Scalable circuit depth reduction in feedback-based quantum optimization with a quadratic approximation

Abstract

Combinatorial optimization problems are one of the areas where near-term noisy quantum computers may have practical advantage against classical computers. Recently, a feedback-based quantum optimization algorithm has been proposed by Magann, Phys. Rev. Lett. 129, 250502 (2022)10.1103/PhysRevLett.129.250502. The method explicitly determines quantum circuit parameters by feeding back measurement results thus avoids classical parameter optimization that is known to cause significant trouble in quantum approximate optimization algorithm, the well-studied near-term algorithm.
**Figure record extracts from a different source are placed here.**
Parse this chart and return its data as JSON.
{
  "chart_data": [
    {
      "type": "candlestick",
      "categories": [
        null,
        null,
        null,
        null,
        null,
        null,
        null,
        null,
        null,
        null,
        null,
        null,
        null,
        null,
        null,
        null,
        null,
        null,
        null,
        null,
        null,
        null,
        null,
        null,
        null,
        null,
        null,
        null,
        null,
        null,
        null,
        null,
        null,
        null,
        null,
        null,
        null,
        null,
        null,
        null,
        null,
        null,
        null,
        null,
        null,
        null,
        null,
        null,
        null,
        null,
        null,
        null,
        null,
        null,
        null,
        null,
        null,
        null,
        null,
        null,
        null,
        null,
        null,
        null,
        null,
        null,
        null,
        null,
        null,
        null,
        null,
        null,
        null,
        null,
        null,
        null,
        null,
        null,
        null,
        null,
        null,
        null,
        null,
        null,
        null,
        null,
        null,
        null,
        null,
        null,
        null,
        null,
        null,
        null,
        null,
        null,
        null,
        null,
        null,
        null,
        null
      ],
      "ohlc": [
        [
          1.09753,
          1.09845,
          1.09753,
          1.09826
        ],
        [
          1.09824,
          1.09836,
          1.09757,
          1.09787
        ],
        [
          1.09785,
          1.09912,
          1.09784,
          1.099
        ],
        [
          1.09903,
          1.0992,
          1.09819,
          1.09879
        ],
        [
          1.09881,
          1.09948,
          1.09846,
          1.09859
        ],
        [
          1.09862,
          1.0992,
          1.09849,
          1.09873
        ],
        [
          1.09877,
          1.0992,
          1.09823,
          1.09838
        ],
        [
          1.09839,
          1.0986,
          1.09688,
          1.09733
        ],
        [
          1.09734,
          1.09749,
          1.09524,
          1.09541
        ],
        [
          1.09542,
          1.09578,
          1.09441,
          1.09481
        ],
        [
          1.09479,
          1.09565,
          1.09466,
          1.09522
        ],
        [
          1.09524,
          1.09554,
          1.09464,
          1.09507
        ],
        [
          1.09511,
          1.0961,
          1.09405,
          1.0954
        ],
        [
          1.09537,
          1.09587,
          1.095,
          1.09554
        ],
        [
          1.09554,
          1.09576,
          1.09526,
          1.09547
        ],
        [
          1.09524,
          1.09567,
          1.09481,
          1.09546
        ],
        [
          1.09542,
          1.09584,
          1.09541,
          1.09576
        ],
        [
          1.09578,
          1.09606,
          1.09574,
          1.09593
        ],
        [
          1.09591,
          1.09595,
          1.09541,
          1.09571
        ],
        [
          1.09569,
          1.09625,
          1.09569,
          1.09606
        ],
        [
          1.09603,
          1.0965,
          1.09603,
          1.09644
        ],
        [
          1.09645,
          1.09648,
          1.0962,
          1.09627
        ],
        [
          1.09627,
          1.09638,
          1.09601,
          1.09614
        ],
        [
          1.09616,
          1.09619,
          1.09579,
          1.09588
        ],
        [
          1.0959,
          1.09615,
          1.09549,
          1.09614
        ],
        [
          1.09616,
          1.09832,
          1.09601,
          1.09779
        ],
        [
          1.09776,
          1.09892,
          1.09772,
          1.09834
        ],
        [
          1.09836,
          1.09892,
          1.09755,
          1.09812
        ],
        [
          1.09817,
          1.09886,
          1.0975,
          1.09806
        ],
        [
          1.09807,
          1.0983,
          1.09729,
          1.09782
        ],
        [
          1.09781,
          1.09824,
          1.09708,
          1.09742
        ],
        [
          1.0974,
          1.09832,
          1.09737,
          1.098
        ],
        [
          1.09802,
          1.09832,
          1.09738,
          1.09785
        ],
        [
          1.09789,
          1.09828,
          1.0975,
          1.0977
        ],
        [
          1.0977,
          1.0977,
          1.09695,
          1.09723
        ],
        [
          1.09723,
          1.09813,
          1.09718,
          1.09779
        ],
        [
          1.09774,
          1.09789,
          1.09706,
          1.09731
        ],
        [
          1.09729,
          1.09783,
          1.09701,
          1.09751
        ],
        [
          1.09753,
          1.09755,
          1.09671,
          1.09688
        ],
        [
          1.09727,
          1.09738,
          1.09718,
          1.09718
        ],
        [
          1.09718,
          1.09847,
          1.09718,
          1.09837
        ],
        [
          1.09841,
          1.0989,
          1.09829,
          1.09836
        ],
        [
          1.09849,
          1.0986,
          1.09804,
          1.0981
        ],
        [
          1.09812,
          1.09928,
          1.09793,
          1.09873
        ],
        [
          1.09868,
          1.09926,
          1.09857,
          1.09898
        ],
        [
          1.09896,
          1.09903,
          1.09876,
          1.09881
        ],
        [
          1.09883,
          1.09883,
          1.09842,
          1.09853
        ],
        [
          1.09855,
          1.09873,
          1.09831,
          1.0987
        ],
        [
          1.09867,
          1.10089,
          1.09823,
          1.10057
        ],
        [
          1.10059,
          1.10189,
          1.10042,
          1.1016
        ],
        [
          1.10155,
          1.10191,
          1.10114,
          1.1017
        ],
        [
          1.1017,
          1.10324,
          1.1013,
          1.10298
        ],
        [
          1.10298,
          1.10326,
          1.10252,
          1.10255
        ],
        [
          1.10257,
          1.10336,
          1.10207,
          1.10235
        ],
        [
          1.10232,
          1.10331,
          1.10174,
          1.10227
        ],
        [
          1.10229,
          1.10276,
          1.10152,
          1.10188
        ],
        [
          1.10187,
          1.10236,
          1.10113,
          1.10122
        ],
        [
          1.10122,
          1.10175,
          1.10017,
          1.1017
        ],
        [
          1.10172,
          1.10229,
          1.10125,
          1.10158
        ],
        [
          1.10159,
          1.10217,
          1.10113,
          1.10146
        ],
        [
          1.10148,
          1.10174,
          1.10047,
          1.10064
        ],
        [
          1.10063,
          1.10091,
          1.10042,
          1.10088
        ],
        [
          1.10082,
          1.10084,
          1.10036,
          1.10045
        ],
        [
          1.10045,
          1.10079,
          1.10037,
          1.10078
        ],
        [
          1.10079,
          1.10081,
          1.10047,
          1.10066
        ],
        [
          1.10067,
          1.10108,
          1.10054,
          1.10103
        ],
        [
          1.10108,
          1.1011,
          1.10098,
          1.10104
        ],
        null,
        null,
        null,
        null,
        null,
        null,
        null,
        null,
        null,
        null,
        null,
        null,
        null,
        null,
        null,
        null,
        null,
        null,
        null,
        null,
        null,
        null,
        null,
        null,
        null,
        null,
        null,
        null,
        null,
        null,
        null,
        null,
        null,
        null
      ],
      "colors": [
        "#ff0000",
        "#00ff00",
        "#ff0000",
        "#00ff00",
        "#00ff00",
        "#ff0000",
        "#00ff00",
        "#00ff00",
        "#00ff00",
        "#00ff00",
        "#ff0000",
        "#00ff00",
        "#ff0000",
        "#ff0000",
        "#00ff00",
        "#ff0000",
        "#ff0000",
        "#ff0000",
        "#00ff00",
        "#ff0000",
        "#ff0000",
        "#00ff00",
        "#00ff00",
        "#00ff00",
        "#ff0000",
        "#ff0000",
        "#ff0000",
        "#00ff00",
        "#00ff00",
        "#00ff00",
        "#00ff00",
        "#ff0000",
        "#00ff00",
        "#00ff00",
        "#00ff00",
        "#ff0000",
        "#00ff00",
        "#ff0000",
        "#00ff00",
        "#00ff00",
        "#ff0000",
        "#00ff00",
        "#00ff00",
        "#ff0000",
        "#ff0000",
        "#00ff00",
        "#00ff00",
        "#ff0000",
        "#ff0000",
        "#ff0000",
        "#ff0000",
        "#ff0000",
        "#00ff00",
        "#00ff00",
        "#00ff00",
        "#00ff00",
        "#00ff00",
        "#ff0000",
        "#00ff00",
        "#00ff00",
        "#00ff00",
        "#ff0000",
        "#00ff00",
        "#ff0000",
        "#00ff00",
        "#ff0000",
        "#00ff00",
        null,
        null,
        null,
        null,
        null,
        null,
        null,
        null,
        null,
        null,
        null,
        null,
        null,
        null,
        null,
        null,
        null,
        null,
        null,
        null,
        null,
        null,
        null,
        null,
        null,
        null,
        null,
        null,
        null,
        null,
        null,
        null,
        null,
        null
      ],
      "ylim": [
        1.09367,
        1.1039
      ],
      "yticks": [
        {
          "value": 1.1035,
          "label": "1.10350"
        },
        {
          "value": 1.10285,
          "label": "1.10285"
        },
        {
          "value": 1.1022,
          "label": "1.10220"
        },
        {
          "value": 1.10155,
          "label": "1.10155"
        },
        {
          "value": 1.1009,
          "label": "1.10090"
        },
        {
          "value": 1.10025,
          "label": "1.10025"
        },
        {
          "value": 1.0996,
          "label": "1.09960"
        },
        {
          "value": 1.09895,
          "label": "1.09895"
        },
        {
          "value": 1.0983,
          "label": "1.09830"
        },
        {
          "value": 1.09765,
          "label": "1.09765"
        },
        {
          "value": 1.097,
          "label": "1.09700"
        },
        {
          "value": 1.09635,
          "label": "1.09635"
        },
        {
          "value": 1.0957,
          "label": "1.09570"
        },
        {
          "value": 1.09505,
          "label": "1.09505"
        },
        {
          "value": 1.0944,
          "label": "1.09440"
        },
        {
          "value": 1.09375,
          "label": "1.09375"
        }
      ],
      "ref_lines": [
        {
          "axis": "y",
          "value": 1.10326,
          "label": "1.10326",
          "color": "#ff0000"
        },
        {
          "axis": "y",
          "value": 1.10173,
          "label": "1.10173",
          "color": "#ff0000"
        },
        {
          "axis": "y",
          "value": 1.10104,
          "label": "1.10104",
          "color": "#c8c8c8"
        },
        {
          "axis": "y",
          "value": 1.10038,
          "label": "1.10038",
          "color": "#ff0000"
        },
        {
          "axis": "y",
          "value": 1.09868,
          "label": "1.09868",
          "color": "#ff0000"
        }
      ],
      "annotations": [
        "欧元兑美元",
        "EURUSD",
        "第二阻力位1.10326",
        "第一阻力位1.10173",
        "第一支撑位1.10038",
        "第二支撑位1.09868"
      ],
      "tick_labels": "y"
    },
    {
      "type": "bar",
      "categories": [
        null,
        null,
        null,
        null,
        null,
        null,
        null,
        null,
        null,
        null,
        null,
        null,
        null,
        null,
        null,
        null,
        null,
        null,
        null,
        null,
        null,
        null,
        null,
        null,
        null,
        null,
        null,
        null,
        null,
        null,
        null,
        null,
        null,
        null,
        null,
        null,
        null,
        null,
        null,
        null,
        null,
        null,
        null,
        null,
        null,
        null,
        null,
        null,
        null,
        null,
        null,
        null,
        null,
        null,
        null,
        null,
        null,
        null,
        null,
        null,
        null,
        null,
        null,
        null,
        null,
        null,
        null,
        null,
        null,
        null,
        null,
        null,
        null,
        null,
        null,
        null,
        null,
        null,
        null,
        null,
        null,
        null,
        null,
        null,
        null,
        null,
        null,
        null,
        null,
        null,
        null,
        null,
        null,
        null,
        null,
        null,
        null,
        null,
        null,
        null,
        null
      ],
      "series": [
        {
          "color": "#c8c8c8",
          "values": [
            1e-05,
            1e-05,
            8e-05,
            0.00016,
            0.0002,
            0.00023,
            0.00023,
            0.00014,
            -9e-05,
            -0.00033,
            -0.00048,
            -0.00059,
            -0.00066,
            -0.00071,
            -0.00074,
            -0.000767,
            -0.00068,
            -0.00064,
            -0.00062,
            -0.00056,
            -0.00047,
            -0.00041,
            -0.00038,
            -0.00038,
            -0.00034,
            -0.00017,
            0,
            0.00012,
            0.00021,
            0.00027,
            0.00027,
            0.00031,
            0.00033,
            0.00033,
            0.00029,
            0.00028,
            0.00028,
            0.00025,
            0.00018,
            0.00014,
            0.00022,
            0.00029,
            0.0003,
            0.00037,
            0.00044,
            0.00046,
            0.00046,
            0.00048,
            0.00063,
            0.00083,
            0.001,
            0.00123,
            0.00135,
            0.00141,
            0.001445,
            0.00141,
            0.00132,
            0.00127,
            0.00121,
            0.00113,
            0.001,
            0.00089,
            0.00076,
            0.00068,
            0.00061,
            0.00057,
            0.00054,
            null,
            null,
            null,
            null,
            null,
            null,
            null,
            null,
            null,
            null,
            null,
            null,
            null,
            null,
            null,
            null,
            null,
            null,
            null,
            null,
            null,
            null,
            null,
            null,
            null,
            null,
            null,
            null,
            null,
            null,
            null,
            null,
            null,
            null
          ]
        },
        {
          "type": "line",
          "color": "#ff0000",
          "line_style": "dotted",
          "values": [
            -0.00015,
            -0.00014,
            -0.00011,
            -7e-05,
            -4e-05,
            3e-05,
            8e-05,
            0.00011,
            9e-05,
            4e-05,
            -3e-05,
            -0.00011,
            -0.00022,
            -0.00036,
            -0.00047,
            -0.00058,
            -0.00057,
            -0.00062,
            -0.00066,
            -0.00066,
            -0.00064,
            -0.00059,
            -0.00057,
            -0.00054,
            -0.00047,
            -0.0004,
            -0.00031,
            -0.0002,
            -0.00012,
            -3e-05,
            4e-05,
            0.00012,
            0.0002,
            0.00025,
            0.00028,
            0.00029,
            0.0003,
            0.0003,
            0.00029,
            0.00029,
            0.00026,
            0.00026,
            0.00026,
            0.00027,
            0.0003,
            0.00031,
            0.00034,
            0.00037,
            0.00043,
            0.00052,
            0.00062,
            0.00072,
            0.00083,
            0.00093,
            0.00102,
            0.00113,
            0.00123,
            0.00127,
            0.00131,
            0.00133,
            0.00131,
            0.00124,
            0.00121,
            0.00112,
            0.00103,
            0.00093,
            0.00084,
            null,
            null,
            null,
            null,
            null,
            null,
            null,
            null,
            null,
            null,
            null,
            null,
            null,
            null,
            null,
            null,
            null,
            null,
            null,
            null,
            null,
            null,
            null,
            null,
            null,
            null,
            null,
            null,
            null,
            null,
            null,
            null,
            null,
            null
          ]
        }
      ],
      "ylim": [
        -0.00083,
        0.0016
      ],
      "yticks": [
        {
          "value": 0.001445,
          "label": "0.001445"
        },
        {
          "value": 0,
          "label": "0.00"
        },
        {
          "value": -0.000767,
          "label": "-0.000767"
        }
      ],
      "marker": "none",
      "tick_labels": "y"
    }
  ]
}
Meanwhile, a significant drawback of the feedback-based quantum optimization is that it requires deep circuits, rendering the method unsuitable to noisy quantum devices. In this study we propose a feedback law for parameter determination by introducing the second-order approximation with respect to time interval, a hyperparameter in the feedback-based quantum optimization. This allows one to take larger time interval, leading to acceleration of convergence to solutions. In numerical simulations on the maximum cut problem we demonstrate that our proposal significantly reduces circuit depth, with its linear scaling with the problem size smaller by more than an order of magnitude. We expect that the feedback law proposed in this work may pave the way for feedback-based quantum optimization with near-term noisy quantum computers.